Blog

Update

Perfomance

23. January, 2022 | Nicolas Justen


The performance of the algorithm has increased significantly in the last few weeks. At the beginning of October, it was still impossible to compute larger data sets in a period of a few days. At the beginning of November, for the first time, a data set containing 82 users and 215,677 authorizations with 4 active target criteria was successfully computed in less than 48 hours.

Computing time

Due to several updates, the required computing time (without considering the meaningfulness) could be reduced by a factor of about 10 in the last month. Among other things, the tracking of deviations from the input matrix of solution concepts was improved. Instead of having to recalculate them after each change, they are now written to a separate matrix each time a user gains or loses authorizations. Also the addRole methods, with which the automatically generated roles are integrated into the individual solution concepts, could be made more efficient by some adjustments.

Evolutionary Algorithms

In general, the runtime of the Evolutionary Algorithm depends very much on the size of the matrices to be computed. It increases exponentially with the number of users and authorizations. In a first pre-processing step, the matrix with all users and calculations to be calculated is therefore clustered into small similar matrices. Next, the individual matrices resulting from the clustering are combined again by grouping users that require the same authorizations as well as authorizations that are assigne to the same users.
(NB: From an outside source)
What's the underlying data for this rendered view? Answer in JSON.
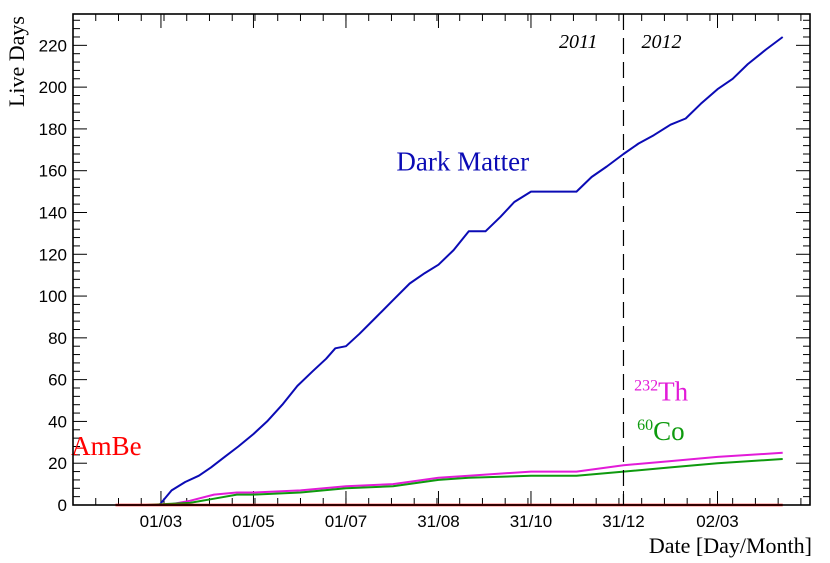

Through these two mechanisms it is possible to separate the entire problem into many smaller sub-problems. The smaller sub-problems can then be computed much more efficiently by the Evolutionary Algorithm. After calculating the sub-problems, they are recombined. The finished result can then be examined in the user interface. This two-step pre-processing has now been carried out for the first time for real trace data sets. Due to this significantly more efficient calculation, it is now possible to investigate the quality of results of larger real data sets.

Performance killer

Currently, by far the biggest performance killer is the meaningfulness rating. For each randomly generated role by the Evolutionary Algorithm, a neural network must be used to evaluate the significance of the identified role. The more meaningful a role is, the more likely it is that a meaningful name can be generated for it at the end of the calculation.  The calculation could already be accelerated significantly by some adjustments, but it is still by far the most computationally intensive step.